Why was Sir-Mix-A-Lot's 'Baby Got Back' in 'Alvin and the Chipmunks'?

by Michael Foust, Guest Reviewer |

FRANKLIN, Tenn. (Christian Examiner) – Digital marketer Ash Greyson spends a lot of his time thinking about movies and working to promote them, but even he grows tired of taking his children to watch supposedly "family films" that turn out to be anything but fully kid-friendly.

Take, for instance, the 2015 PG film "Alvin and the Chipmunks: The Road Chip," in which Theodore sings and dances to the sexually suggestive Sir-Mix-A-Lot song "Baby Got Back." Most of the movie was innocent enough, but he and other parents were left wondering: Why was that in there?

"I then have to go and explain to my mother-in-law why my 5-year-old is singing, 'I like big butts and I cannot lie,'" Greyson told the Christian Examiner, laughing while also making a point.

Greyson, the founder of the digital marketing company Ribbow Media, has worked on some of the top faith-based films of all time, including "War Room." He believes Hollywood and the Christian film industry is missing an opportunity by not making faith-based animation films aimed at the entire family, whether it is a biblical movie or simply a film with biblical references and a strong moral message.

Although a plethora of successful faith-based films have hit theaters in the past five years, not one of them has been animated.

In fact, among the Top 50 grossing Christian films of all time, only three – "The Pirates Who Don't Do Anything" (2008), "Jonah: A Veggie Tales Movie" (2002) and "The Prince of Egypt" (1998) – were animated.

Compare that to the Top 50 mainstream domestic gross list, where a total of 10 animated movies – led by the likes of "Shrek 2" (2004), "The Lion King" (1994) and "Toy Story 3" (2010) – are ranked.

Although those latter two films were G-rated and mostly innocent, Shrek 2 was rated PG for crude humor, a brief substance reference and suggestive content – a fact that supports Greyson's point.

"Please give me more films like 'Prince of Egypt,'" Greyson said. "I know atheist parents who will let their kids watch 'Prince of Egypt.'"

Although animated films are notoriously more expensive to make, Greyson said he thinks the Christian community would "show up in droves" if the film is done well.

Scott Wysong, an associate professor of business at the University of Dallas, is another faith-based market expert who believes the Christian community would support an animated faith film.
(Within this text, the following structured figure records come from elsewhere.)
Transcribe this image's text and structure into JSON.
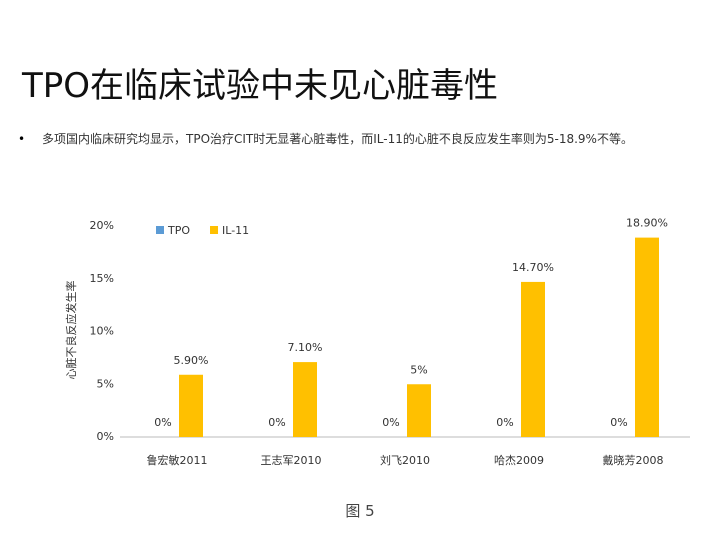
{
  "slide": {
    "title": "TPO在临床试验中未见心脏毒性",
    "bullet": "多项国内临床研究均显示，TPO治疗CIT时无显著心脏毒性，而IL-11的心脏不良反应发生率则为5-18.9%不等。",
    "caption": "图 5"
  },
  "chart_data": {
    "type": "bar",
    "y_label": "心脏不良反应发生率",
    "categories": [
      "鲁宏敏2011",
      "王志军2010",
      "刘飞2010",
      "哈杰2009",
      "戴晓芳2008"
    ],
    "series": [
      {
        "name": "TPO",
        "color": "#5b9bd5",
        "values": [
          0,
          0,
          0,
          0,
          0
        ],
        "value_labels": [
          "0%",
          "0%",
          "0%",
          "0%",
          "0%"
        ]
      },
      {
        "name": "IL-11",
        "color": "#ffc000",
        "values": [
          5.9,
          7.1,
          5,
          14.7,
          18.9
        ],
        "value_labels": [
          "5.90%",
          "7.10%",
          "5%",
          "14.70%",
          "18.90%"
        ]
      }
    ],
    "ylim": [
      0,
      20
    ],
    "yticks": [
      {
        "value": 0,
        "label": "0%"
      },
      {
        "value": 5,
        "label": "5%"
      },
      {
        "value": 10,
        "label": "10%"
      },
      {
        "value": 15,
        "label": "15%"
      },
      {
        "value": 20,
        "label": "20%"
      }
    ],
    "legend": "top-left"
  }
}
Wysong is a branding expert who gives business advice to filmmakers.

"Obviously, kids are a big market for toys, and so if you've got a faith-based animated movie, then you can tie in with retailers and fast-food restaurants," Wysong told CE. "I think the whole kid market would be lucrative."
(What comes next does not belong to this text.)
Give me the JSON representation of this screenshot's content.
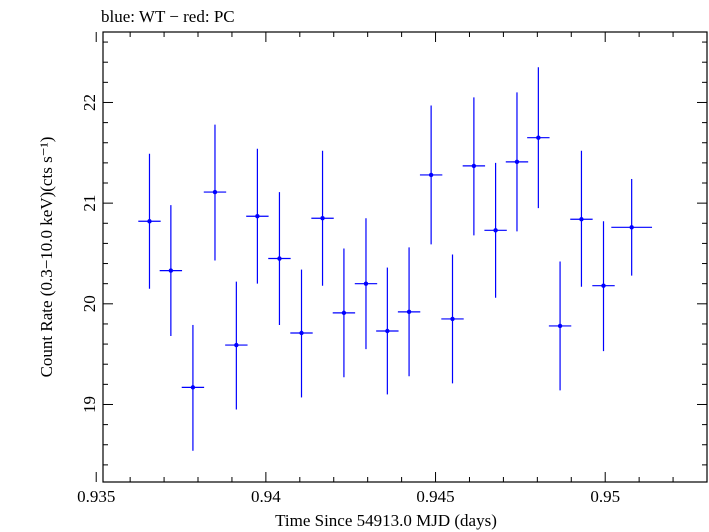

Although some mainstream restaurants may not be as quick to support a Christian animated film with toy giveaways, other restaurants – such as Chick-fil-A – might do so, Wysong added.

Animated films allow studios to "get the whole family there" in the theater, perhaps doubling or even tripling the number of tickets that otherwise would be sold, he said.

Greyson said that even with the best of faith-based films, you "have to get a babysitter."

"We have to plan ahead," Greyson said of him and other parents with small children. "I can't take my kids because a lot of these movies deal with adult issues. To me, the lack of animated films is the biggest disconnect [in the faith film industry] that we haven't cracked."